Genetic diseases often result from small errors in individual genes, so if those erroneous genes could be replaced or supplemented with the right version of the gene, the disease would theoretically be cured. However, that's much easier said than done. One reason is because it's difficult to get a corrected, therapeutic version of a gene where it needs to be in cells. New research can help change that.
If nanoparticles that carry gene therapies contain molecules related to cholesterol that are derived from plants, they are able to get where they need to be more efficiently. The plant-based cholesterol relatives give the nanoparticles a shape that helps them move around with ease. These findings have been reported in Nature Communications and may help make many gene therapies more effective.

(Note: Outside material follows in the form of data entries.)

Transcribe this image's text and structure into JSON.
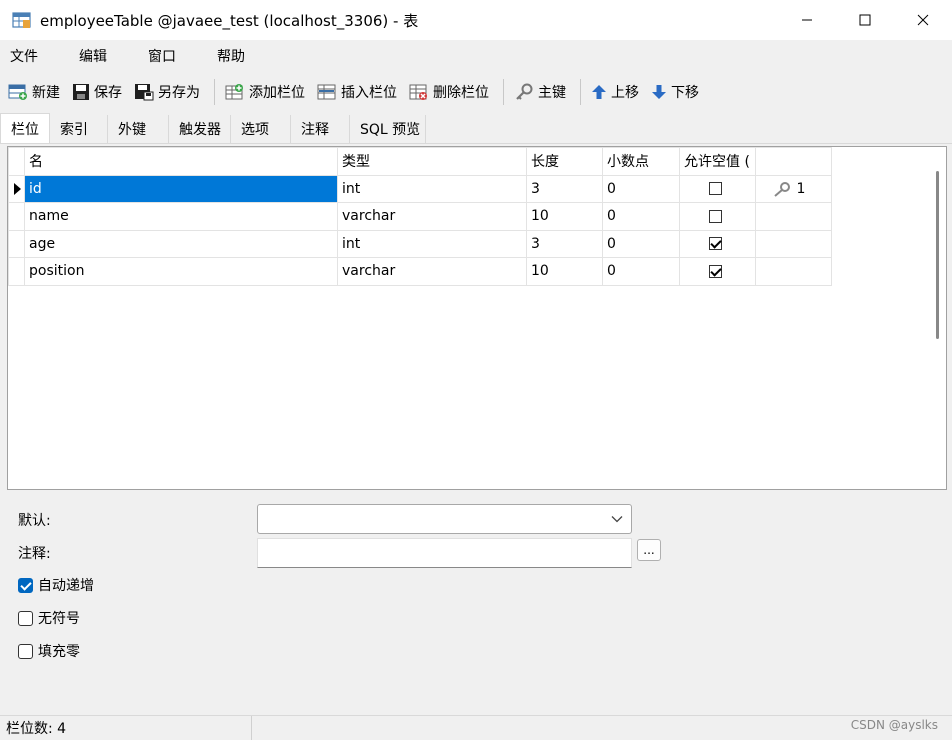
{
  "window": {
    "title": "employeeTable @javaee_test (localhost_3306) - 表"
  },
  "menu": [
    "文件",
    "编辑",
    "窗口",
    "帮助"
  ],
  "toolbar": {
    "new": "新建",
    "save": "保存",
    "save_as": "另存为",
    "add_field": "添加栏位",
    "insert_field": "插入栏位",
    "delete_field": "删除栏位",
    "primary_key": "主键",
    "move_up": "上移",
    "move_down": "下移"
  },
  "tabs": [
    "栏位",
    "索引",
    "外键",
    "触发器",
    "选项",
    "注释",
    "SQL 预览"
  ],
  "grid": {
    "headers": [
      "名",
      "类型",
      "长度",
      "小数点",
      "允许空值 (",
      ""
    ],
    "rows": [
      {
        "name": "id",
        "type": "int",
        "length": "3",
        "decimals": "0",
        "nullable": false,
        "key": "1"
      },
      {
        "name": "name",
        "type": "varchar",
        "length": "10",
        "decimals": "0",
        "nullable": false,
        "key": ""
      },
      {
        "name": "age",
        "type": "int",
        "length": "3",
        "decimals": "0",
        "nullable": true,
        "key": ""
      },
      {
        "name": "position",
        "type": "varchar",
        "length": "10",
        "decimals": "0",
        "nullable": true,
        "key": ""
      }
    ]
  },
  "props": {
    "default_label": "默认:",
    "comment_label": "注释:",
    "default_value": "",
    "comment_value": "",
    "ellipsis": "...",
    "auto_increment_label": "自动递增",
    "auto_increment": true,
    "unsigned_label": "无符号",
    "unsigned": false,
    "zerofill_label": "填充零",
    "zerofill": false
  },
  "status": {
    "field_count": "栏位数: 4",
    "watermark": "CSDN @ayslks"
  }
}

Two years ago, an assistant professor of pharmaceutical sciences with the Oregon State University (OSU) College of Pharmacy, Gaurav Sahay, and colleagues at OSU and Oregon Health & Science University created an improved cystic fibrosis therapy that put a molecular medicine (RNA that coded for the correct version of the gene mutated in cystic fibrosis) on lipid-based nanoparticles. Nanoparticles loaded with mRNA triggers cells to use it to generate the right version of a protein coded for by that mRNA. In cystic fibrosis, that means that cells can then use a functional chloride channel and will regulate water transport correctly, improving respiratory function and relieving disease symptoms.
The nanoparticles used in this study have also been approved for use in the clinic. Cholesterol adds stability to nanoparticles that transport genetic material. Sahay and colleagues have now used plant-based analogs called phytosterols to serve the same purpose, with an added cardiovascular benefit. The phytosterols make the nanoparticles go from a spherical to a polyhedral shape, which enables them to move faster. The nanoparticles perform better when they can move faster, because they must get away from a cellular compartment called an endosome and get to the cytosol where they need to be.
"One of the biggest challenges in the delivery of genes is that less than two percent of the nanoparticles reach the cytosol," said Sahay. "If you up the dose to get more genes there, now you have problems with toxicity, plus the cost goes higher. But the nanoparticles' shape changes because of these naturally occurring cholesterol analogs, and the new shape helps them deliver genes better. The analogs boost gene delivery 10-fold and sometimes 200-fold."
Now, inhalable particles can be made that can get across barriers in the lungs of cystic fibrosis patients, and their treatments can be used with high efficacy, Sahay added.